★★★★☆
With action films, you get what you pay for: exciting adventures, suspense, and lots of explosions on a big screen. Pacific Rim: Uprising does not disappoint: it does what it says on the tin. And boy, does this sequel deliver. Fans of the 2013 original will, no doubt, enjoy this; it’s bigger, badder, and bolder, and is under no pretences as to what it aims to be.
Set ten years after the Jaegers (giant, human-operated robots) beat the Kaiju (alien-in-origin monsters, who first appeared through an interplanetary breach under the sea) in the Battle of The Breach war, it takes place in a society which hasn’t fully come to grips with the previous invasion of the planet a decade prior. The earlier battlegrounds now are Jaeger graveyards, and those living – quite literally – in the shadows of that, struggle to survive. Here’s where we meet Jake Pentecost (John Boyega), son of the late Stacker Pentecost (Idris Elba) – the hero of the first film – but Pentecost is no martyr like his father: he’s not fighting to save humanity from a monster invasion, he’s just stealing Jaeger parts from junkyards to sell on the black market.
This is where he encounters fellow thief Amara Namani (Cailee Spaeny), whose building of her own mini-Jaeger, and her youth, small stature and speed all prove useful later on. Pentecost and Namani get caught by the Pan-Pacific Defence Corps with stolen Jaeger parts, and after his estranged sister, PPDC commander Mako Mori (Rinko Kikuchi), offers a way for them to avoid jail, Pentecost re-enlists at the PPDC Shatterdome where he was once based, and agrees to train up Namani to be a cadet and teach her how to pilot the old Jaeger robots.

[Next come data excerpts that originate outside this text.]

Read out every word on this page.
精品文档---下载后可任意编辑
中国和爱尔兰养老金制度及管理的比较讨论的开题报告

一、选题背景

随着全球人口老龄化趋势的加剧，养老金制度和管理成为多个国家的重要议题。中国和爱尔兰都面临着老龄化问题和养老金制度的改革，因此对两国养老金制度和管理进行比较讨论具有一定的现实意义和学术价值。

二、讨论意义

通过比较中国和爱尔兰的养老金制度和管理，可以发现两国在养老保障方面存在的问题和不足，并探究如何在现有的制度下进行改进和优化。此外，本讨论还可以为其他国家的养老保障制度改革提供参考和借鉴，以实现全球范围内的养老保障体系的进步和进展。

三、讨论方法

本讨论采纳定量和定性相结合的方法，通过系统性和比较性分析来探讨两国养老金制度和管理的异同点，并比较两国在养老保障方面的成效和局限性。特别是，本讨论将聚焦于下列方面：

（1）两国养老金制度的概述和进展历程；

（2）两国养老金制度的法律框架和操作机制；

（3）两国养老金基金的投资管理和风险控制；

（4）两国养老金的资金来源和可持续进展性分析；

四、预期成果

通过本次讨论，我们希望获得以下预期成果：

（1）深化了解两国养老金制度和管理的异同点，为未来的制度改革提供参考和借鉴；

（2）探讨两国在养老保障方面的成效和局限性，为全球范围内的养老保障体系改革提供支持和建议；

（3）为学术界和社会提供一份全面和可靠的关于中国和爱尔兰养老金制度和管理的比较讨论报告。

Unfortunately for them, but luckily for us, two new concerns present themselves shortly after Pentecost and Namani arrive at the PPDC in Hong Kong: Shao Corporation’s remote-controlled drone programme, developed by Liwen Shao (Jing Tian) and Dr. Newt Geiszler (Charlie Day), threatens to make the retired Jaeger machines obsolete; and strange and scary things are afoot again in the ocean. Pentecost is thrust together with his old rival pilot Nate Lambert (Scott Eastwood), and alongside the cadet recruits and Dr Hermann Gottlieb (Burn Gorman), they all have to come together to fight off the terrorising global threats.
Director Steven S. DeKnight created the story and co-wrote the screenplay, and the humour that runs throughout the film is evident in both the script and the performances. There’s almost an homage paid to the cheesiness of the first film – Stacker Pentecost’s “Today, we are cancelling the apocalypse!” speech is lovingly mocked, and it’s full of tongue-in-cheek and self-deprecating humour. Every time Boyega made a joke, the teenage girls sitting next to me in the cinema gasped and shrieked with delight, so it’s clear that calling out to the fan-base in this way is a winning method.
The references throughout are almost fourth-wall-breaking, and make what is essentially a silly, predictable storyline, funnier and easily digestible. There are arguably too many characters in the film, making it impossible to really care much about any of them, even though their performances are adequate given the material they’re working with, but Boyega is a standout delight and his comic timing and effortless action sequences make for an easy watch.